Para entender las causas del desastre que estamos viviendo toca hacer un análisis más allá del fuego. Lastimosamente, los incendios son sólo una pequeña parte de un proceso de deforestación más amplio, sobre cuyas dinámicas necesitamos más comprensión si queremos evitar una calamidad similar próximamente.
Aunque la minería, la tala de árboles para madera y papel, y la producción de biocombustibles, entre otros, inciden de manera importante en la destrucción de los bosques, diversas investigaciones indican que, en el mundo, las principales causas de la deforestación son la ganadería bovina y la soya para alimentar aves, cerdos, animales acuáticos y, en menor medida, vacas y otros animales criados en granjas; por lo que se podría englobar como causante al sector pecuario o la ganadería en sentido amplio. A nivel mundial, alrededor del 76% de la soya se destina al engorde de animales confinados en granjas principalmente para la producción de carne, leche y huevos, y el 4% a usos industriales en forma de biocombustibles, lubricantes y otros. Del 20% que se usa directamente en la alimentación humana, el 13% es aceite y sólo el 7% son productos como tofu, leche de soya, tempeh y edamame (vainas frescas), entre otros. Esto quiere decir que las personas que comen productos derivados de animales consumen también la soya con la que éstos han sido alimentados, lo que se conoce como “soya fantasma” —a lo que se podría agregar el “maíz transgénico fantasma” y el “sorgo fantasma”, que también ocupan vastas áreas de cultivo. Dicho de otro modo, la explotación de animales no humanos para alimentarnos con sus fluidos y sus cuerpos tiene gran peso en la deforestación y el subsecuente proceso hacia la sexta extinción masiva provocada por acción humana, que estamos viviendo a nivel planetario.

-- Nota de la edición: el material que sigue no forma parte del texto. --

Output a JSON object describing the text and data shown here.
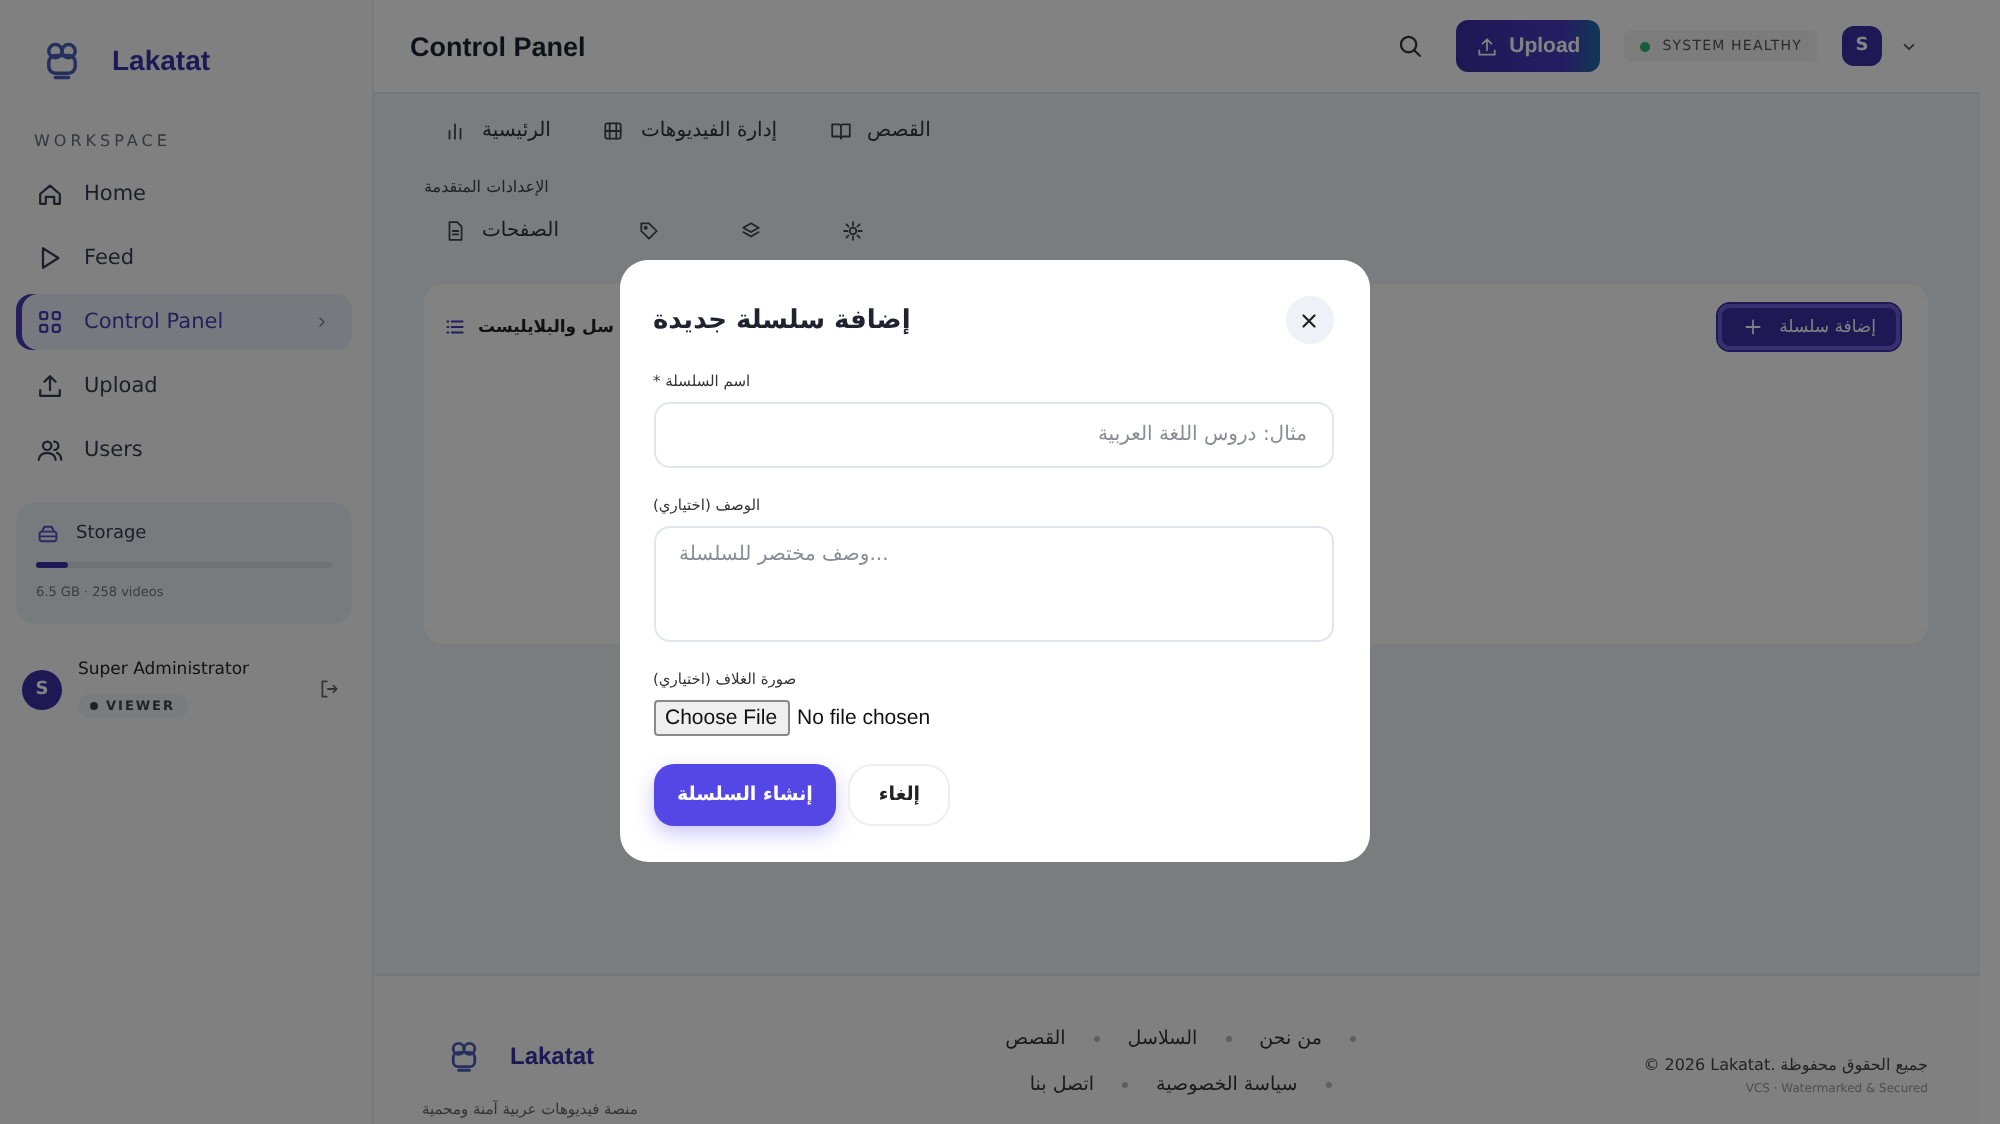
{
  "sidebar": {
    "brand": "Lakatat",
    "section_label": "WORKSPACE",
    "items": [
      {
        "label": "Home",
        "kind": "home",
        "selected": false
      },
      {
        "label": "Feed",
        "kind": "play",
        "selected": false
      },
      {
        "label": "Control Panel",
        "kind": "grid",
        "selected": true
      },
      {
        "label": "Upload",
        "kind": "upload",
        "selected": false
      },
      {
        "label": "Users",
        "kind": "users",
        "selected": false
      }
    ],
    "storage": {
      "title": "Storage",
      "level": 0.11,
      "detail": "6.5 GB · 258 videos"
    },
    "user": {
      "initial": "S",
      "name": "Super Administrator",
      "role": "VIEWER"
    }
  },
  "header": {
    "title": "Control Panel",
    "upload_button": "Upload",
    "status": "SYSTEM HEALTHY",
    "avatar_initial": "S"
  },
  "nav_tabs": [
    {
      "label": "القصص",
      "kind": "book"
    },
    {
      "label": "إدارة الفيديوهات",
      "kind": "film"
    },
    {
      "label": "الرئيسية",
      "kind": "chart"
    }
  ],
  "advanced": {
    "heading": "الإعدادات المتقدمة",
    "tabs": [
      {
        "kind": "gear"
      },
      {
        "kind": "layers"
      },
      {
        "kind": "tag"
      },
      {
        "label": "الصفحات",
        "kind": "page"
      }
    ]
  },
  "card": {
    "title": "سل والبلايليست",
    "add_button": "إضافة سلسلة"
  },
  "dialog": {
    "title": "إضافة سلسلة جديدة",
    "name_label": "* اسم السلسلة",
    "name_placeholder": "مثال: دروس اللغة العربية",
    "description_label": "الوصف (اختياري)",
    "description_placeholder": "...وصف مختصر للسلسلة",
    "cover_label": "صورة الغلاف (اختياري)",
    "choose_file": "Choose File",
    "no_file": "No file chosen",
    "create_button": "إنشاء السلسلة",
    "cancel_button": "إلغاء"
  },
  "footer": {
    "brand": "Lakatat",
    "tagline": "منصة فيديوهات عربية آمنة ومحمية",
    "links": [
      "من نحن",
      "السلاسل",
      "القصص",
      "سياسة الخصوصية",
      "اتصل بنا"
    ],
    "copyright": "© 2026 Lakatat. جميع الحقوق محفوظة",
    "note": "VCS · Watermarked & Secured"
  }
}
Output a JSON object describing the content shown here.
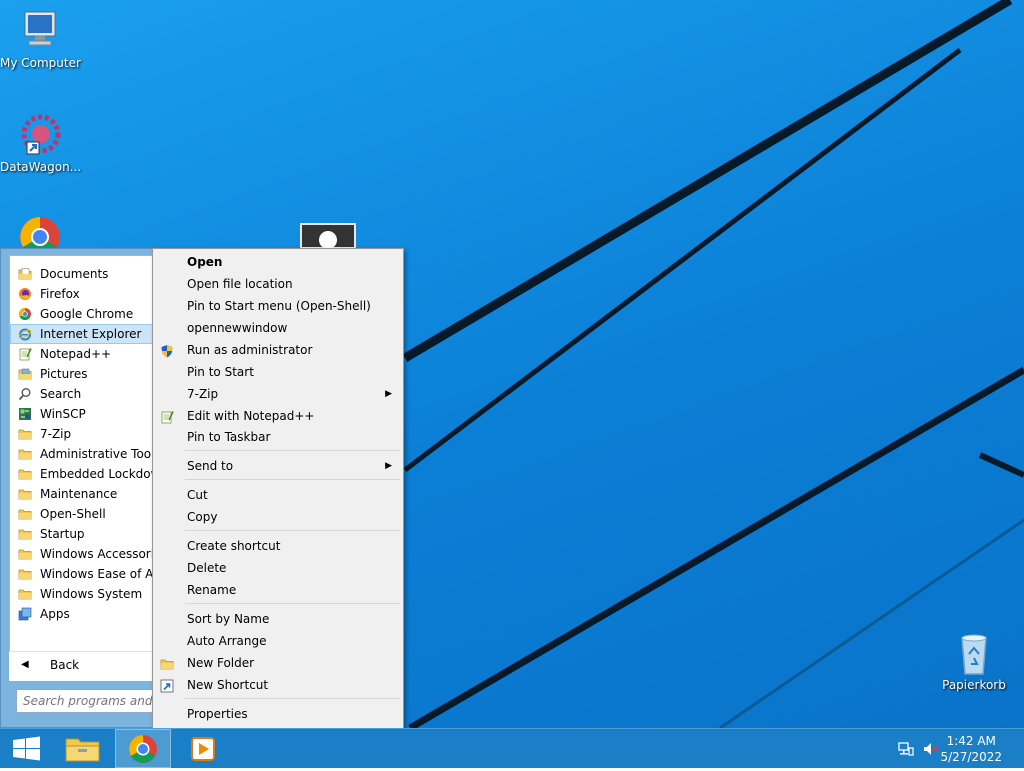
{
  "desktop": {
    "icons": [
      {
        "label": "My Computer",
        "icon": "computer-icon"
      },
      {
        "label": "DataWagon...",
        "icon": "datawagon-icon"
      },
      {
        "label": "",
        "icon": "chrome-icon"
      },
      {
        "label": "Papierkorb",
        "icon": "recycle-bin-icon"
      }
    ]
  },
  "start_menu": {
    "items": [
      {
        "label": "Documents",
        "icon": "documents-icon"
      },
      {
        "label": "Firefox",
        "icon": "firefox-icon"
      },
      {
        "label": "Google Chrome",
        "icon": "chrome-icon"
      },
      {
        "label": "Internet Explorer",
        "icon": "ie-icon"
      },
      {
        "label": "Notepad++",
        "icon": "notepadpp-icon"
      },
      {
        "label": "Pictures",
        "icon": "pictures-icon"
      },
      {
        "label": "Search",
        "icon": "search-icon"
      },
      {
        "label": "WinSCP",
        "icon": "winscp-icon"
      },
      {
        "label": "7-Zip",
        "icon": "folder-icon"
      },
      {
        "label": "Administrative Tools",
        "icon": "folder-icon"
      },
      {
        "label": "Embedded Lockdown",
        "icon": "folder-icon"
      },
      {
        "label": "Maintenance",
        "icon": "folder-icon"
      },
      {
        "label": "Open-Shell",
        "icon": "folder-icon"
      },
      {
        "label": "Startup",
        "icon": "folder-icon"
      },
      {
        "label": "Windows Accessories",
        "icon": "folder-icon"
      },
      {
        "label": "Windows Ease of Acc",
        "icon": "folder-icon"
      },
      {
        "label": "Windows System",
        "icon": "folder-icon"
      },
      {
        "label": "Apps",
        "icon": "apps-icon"
      }
    ],
    "highlighted": "Internet Explorer",
    "back_label": "Back",
    "search_placeholder": "Search programs and file"
  },
  "context_menu": {
    "items": [
      {
        "label": "Open",
        "bold": true
      },
      {
        "label": "Open file location"
      },
      {
        "label": "Pin to Start menu (Open-Shell)"
      },
      {
        "label": "opennewwindow"
      },
      {
        "label": "Run as administrator",
        "icon": "shield-icon"
      },
      {
        "label": "Pin to Start"
      },
      {
        "label": "7-Zip",
        "submenu": true
      },
      {
        "label": "Edit with Notepad++",
        "icon": "notepadpp-icon"
      },
      {
        "label": "Pin to Taskbar"
      },
      {
        "label": "Send to",
        "submenu": true
      },
      {
        "label": "Cut"
      },
      {
        "label": "Copy"
      },
      {
        "label": "Create shortcut"
      },
      {
        "label": "Delete"
      },
      {
        "label": "Rename"
      },
      {
        "label": "Sort by Name"
      },
      {
        "label": "Auto Arrange"
      },
      {
        "label": "New Folder",
        "icon": "folder-icon"
      },
      {
        "label": "New Shortcut",
        "icon": "shortcut-icon"
      },
      {
        "label": "Properties"
      }
    ]
  },
  "taskbar": {
    "buttons": [
      "start-button",
      "file-explorer-icon",
      "chrome-icon",
      "media-player-icon"
    ],
    "active": "chrome-icon",
    "time": "1:42 AM",
    "date": "5/27/2022"
  },
  "colors": {
    "desktop_blue": "#0b7fd6",
    "taskbar": "#1a7fc7",
    "highlight": "#cce4f7"
  }
}
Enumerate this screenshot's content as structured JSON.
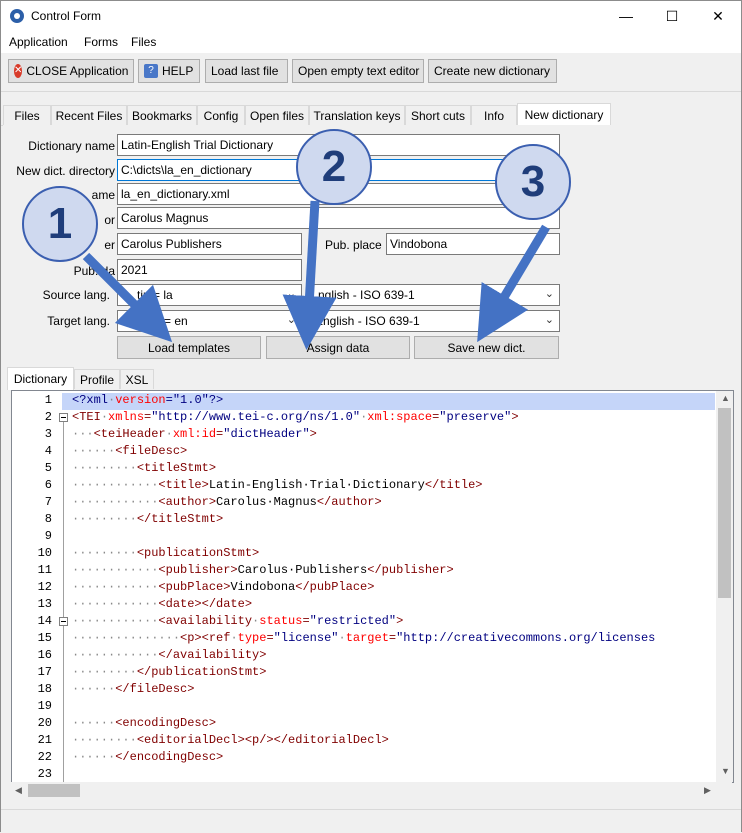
{
  "window": {
    "title": "Control Form",
    "minimize": "—",
    "maximize": "☐",
    "close": "✕"
  },
  "menu": [
    "Application",
    "Forms",
    "Files"
  ],
  "toolbar": {
    "close_app": "CLOSE Application",
    "help": "HELP",
    "load_last": "Load last file",
    "open_empty": "Open empty text editor",
    "create_dict": "Create new dictionary"
  },
  "tabs": [
    "Files",
    "Recent Files",
    "Bookmarks",
    "Config",
    "Open files",
    "Translation keys",
    "Short cuts",
    "Info",
    "New dictionary"
  ],
  "form": {
    "dict_name_label": "Dictionary name",
    "dict_name": "Latin-English Trial Dictionary",
    "dir_label": "New dict. directory",
    "dir": "C:\\dicts\\la_en_dictionary",
    "file_label_visible": "ame",
    "file": "la_en_dictionary.xml",
    "author_label_visible": "or",
    "author": "Carolus Magnus",
    "publisher_label_visible": "er",
    "publisher": "Carolus Publishers",
    "pubplace_label": "Pub. place",
    "pubplace": "Vindobona",
    "pubdate_label_visible": "Pub. da",
    "pubdate": "2021",
    "source_label": "Source lang.",
    "source_visible": "tin = la",
    "source_en": "nglish - ISO 639-1",
    "target_label": "Target lang.",
    "target_visible_a": "E",
    "target_visible_b": "h = en",
    "target_en": "English - ISO 639-1",
    "load_templates": "Load templates",
    "assign_data": "Assign data",
    "save_dict": "Save new dict."
  },
  "subtabs": [
    "Dictionary",
    "Profile",
    "XSL"
  ],
  "editor": {
    "line_numbers": [
      "1",
      "2",
      "3",
      "4",
      "5",
      "6",
      "7",
      "8",
      "9",
      "10",
      "11",
      "12",
      "13",
      "14",
      "15",
      "16",
      "17",
      "18",
      "19",
      "20",
      "21",
      "22",
      "23"
    ]
  },
  "callouts": [
    "1",
    "2",
    "3"
  ],
  "colors": {
    "accent": "#0078d7",
    "callout_fill": "#cfd9ef",
    "callout_border": "#3b5fb0",
    "arrow": "#4472c4"
  }
}
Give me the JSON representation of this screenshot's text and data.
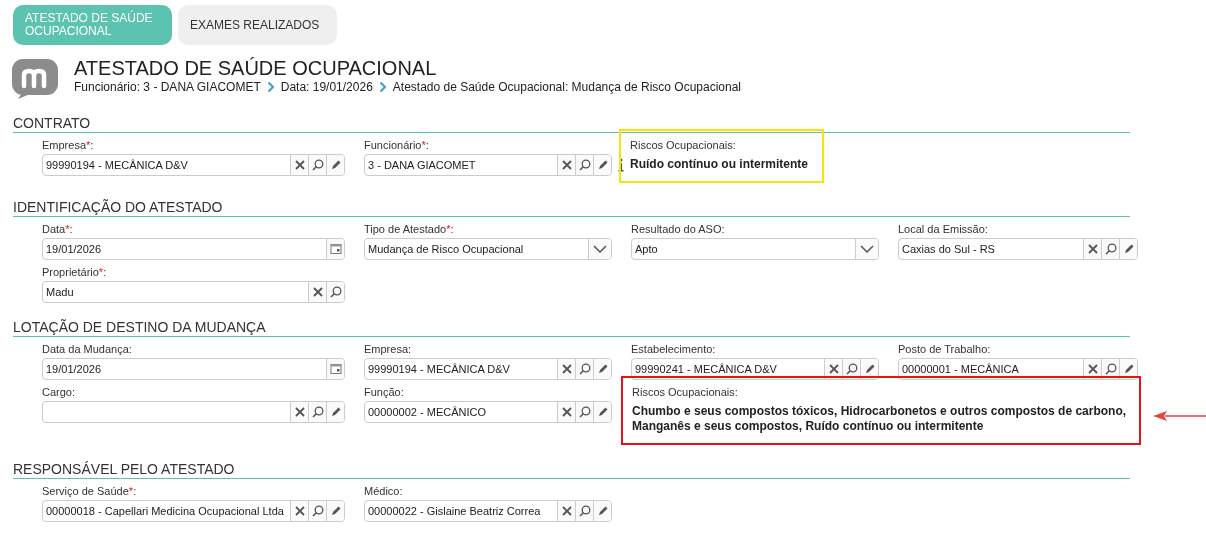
{
  "tabs": [
    {
      "label": "ATESTADO DE SAÚDE OCUPACIONAL",
      "selected": true
    },
    {
      "label": "EXAMES REALIZADOS",
      "selected": false
    }
  ],
  "header": {
    "title": "ATESTADO DE SAÚDE OCUPACIONAL",
    "breadcrumb": [
      "Funcionário: 3 - DANA GIACOMET",
      "Data: 19/01/2026",
      "Atestado de Saúde Ocupacional: Mudança de Risco Ocupacional"
    ]
  },
  "sections": [
    {
      "title": "CONTRATO",
      "rows": [
        [
          {
            "kind": "lookup",
            "label": "Empresa",
            "required_mark": "*",
            "label_end": ":",
            "value": "99990194 - MECÂNICA D&V",
            "editable": true,
            "info": false
          },
          {
            "kind": "lookup",
            "label": "Funcionário",
            "required_mark": "*",
            "label_end": ":",
            "value": "3 - DANA GIACOMET",
            "editable": true,
            "info": true
          },
          {
            "kind": "risks",
            "label": "Riscos Ocupacionais:",
            "value": "Ruído contínuo ou intermitente",
            "color": "#f5e50c",
            "wide": false,
            "arrow": false
          }
        ]
      ]
    },
    {
      "title": "IDENTIFICAÇÃO DO ATESTADO",
      "rows": [
        [
          {
            "kind": "date",
            "label": "Data",
            "required_mark": "*",
            "label_end": ":",
            "value": "19/01/2026"
          },
          {
            "kind": "select",
            "label": "Tipo de Atestado",
            "required_mark": "*",
            "label_end": ":",
            "value": "Mudança de Risco Ocupacional"
          },
          {
            "kind": "select",
            "label": "Resultado do ASO:",
            "value": "Apto"
          },
          {
            "kind": "lookup",
            "label": "Local da Emissão:",
            "value": "Caxias do Sul - RS",
            "editable": true,
            "info": false
          }
        ],
        [
          {
            "kind": "lookup",
            "label": "Proprietário",
            "required_mark": "*",
            "label_end": ":",
            "value": "Madu",
            "editable": false,
            "info": false
          }
        ]
      ]
    },
    {
      "title": "LOTAÇÃO DE DESTINO DA MUDANÇA",
      "rows": [
        [
          {
            "kind": "date",
            "label": "Data da Mudança:",
            "value": "19/01/2026"
          },
          {
            "kind": "lookup",
            "label": "Empresa:",
            "value": "99990194 - MECÂNICA D&V",
            "editable": true,
            "info": false
          },
          {
            "kind": "lookup",
            "label": "Estabelecimento:",
            "value": "99990241 - MECÂNICA D&V",
            "editable": true,
            "info": false
          },
          {
            "kind": "lookup",
            "label": "Posto de Trabalho:",
            "value": "00000001 - MECÂNICA",
            "editable": true,
            "info": false
          }
        ],
        [
          {
            "kind": "lookup",
            "label": "Cargo:",
            "editable": true,
            "info": false
          },
          {
            "kind": "lookup",
            "label": "Função:",
            "value": "00000002 - MECÂNICO",
            "editable": true,
            "info": false
          },
          {
            "kind": "risks",
            "label": "Riscos Ocupacionais:",
            "value": "Chumbo e seus compostos tóxicos, Hidrocarbonetos e outros compostos de carbono, Manganês e seus compostos, Ruído contínuo ou intermitente",
            "color": "#e3141b",
            "wide": true,
            "arrow": true
          }
        ]
      ]
    },
    {
      "title": "RESPONSÁVEL PELO ATESTADO",
      "rows": [
        [
          {
            "kind": "lookup",
            "label": "Serviço de Saúde",
            "required_mark": "*",
            "label_end": ":",
            "value": "00000018 - Capellari Medicina Ocupacional Ltda",
            "editable": true,
            "info": false
          },
          {
            "kind": "lookup",
            "label": "Médico:",
            "value": "00000022 - Gislaine Beatriz Correa",
            "editable": true,
            "info": false
          }
        ]
      ]
    }
  ]
}
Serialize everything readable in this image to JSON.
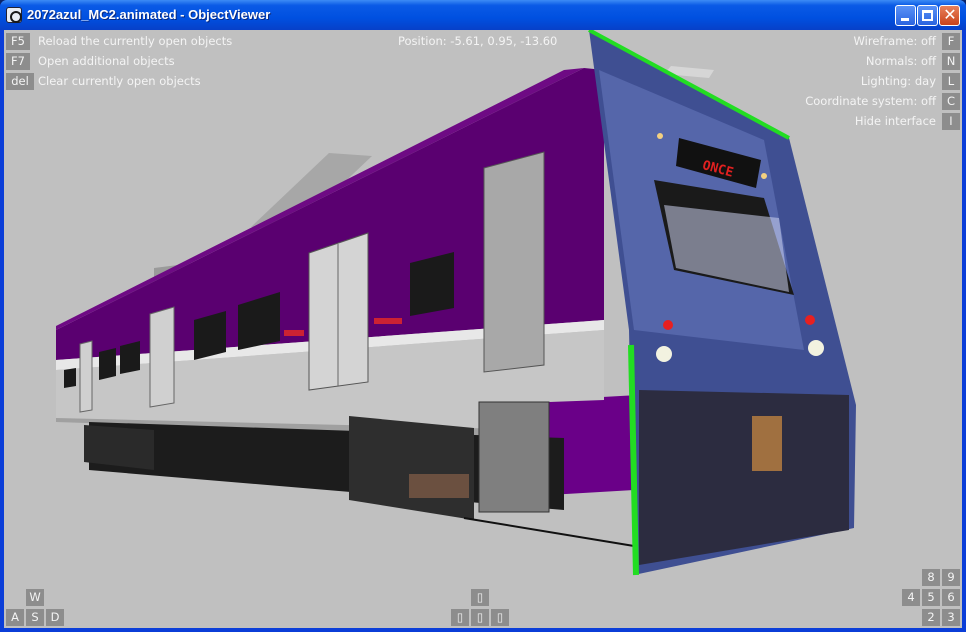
{
  "window": {
    "title": "2072azul_MC2.animated - ObjectViewer",
    "close_glyph": "✕"
  },
  "hud_left": [
    {
      "key": "F5",
      "label": "Reload the currently open objects"
    },
    {
      "key": "F7",
      "label": "Open additional objects"
    },
    {
      "key": "del",
      "label": "Clear currently open objects"
    }
  ],
  "position": {
    "text": "Position: -5.61, 0.95, -13.60"
  },
  "hud_right": [
    {
      "key": "F",
      "label": "Wireframe: off"
    },
    {
      "key": "N",
      "label": "Normals: off"
    },
    {
      "key": "L",
      "label": "Lighting: day"
    },
    {
      "key": "C",
      "label": "Coordinate system: off"
    },
    {
      "key": "I",
      "label": "Hide interface"
    }
  ],
  "move_keys": {
    "w": "W",
    "a": "A",
    "s": "S",
    "d": "D"
  },
  "center_pad": {
    "up": "▯",
    "left": "▯",
    "mid": "▯",
    "right": "▯"
  },
  "numpad": {
    "k8": "8",
    "k9": "9",
    "k4": "4",
    "k5": "5",
    "k6": "6",
    "k2": "2",
    "k3": "3"
  },
  "train": {
    "destination_sign": "ONCE"
  },
  "colors": {
    "body": "#5a0070",
    "skirt": "#c4c4c4",
    "cab": "#4b5aa0",
    "outline": "#22dd22"
  }
}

De acuerdo a los datos presentados en la importantísima investigación del economista ambiental Stasiek Czaplicki sobre las finanzas grises del agronegocio, la pérdida de bosques en Bolivia estaría vinculada principalmente, al igual que en el resto del mundo, al cambio de uso de suelo para la expansión de la ganadería bovina y la soya y, en menor medida, la caña de azúcar y otros cultivos agroindustriales. Lamentablemente, estos sectores no sólo son beneficiados por las famosas leyes que conocemos como “paquete incendiario”, sino que están siendo financiados en gran medida con los Fondos Públicos y de Pensiones, a través de préstamos gigantescos con intereses sumamente bajos. Esto quiere decir que el Estado boliviano está viabilizando y financiando gran parte de la deforestación legal e ilegal en el territorio nacional, poniendo en riesgo nuestros ahorros y, lo que es peor, nuestra supervivencia. Para colmo de males, las ganancias de la agroindustria no son repartidas equitativamente entre los productores de pequeña, mediana y gran escala, sino que son acaparadas por unas cuantas grandes empresas. Es decir que están rifando el futuro de todos los bolivianos para beneficio de unos pocos burgueses.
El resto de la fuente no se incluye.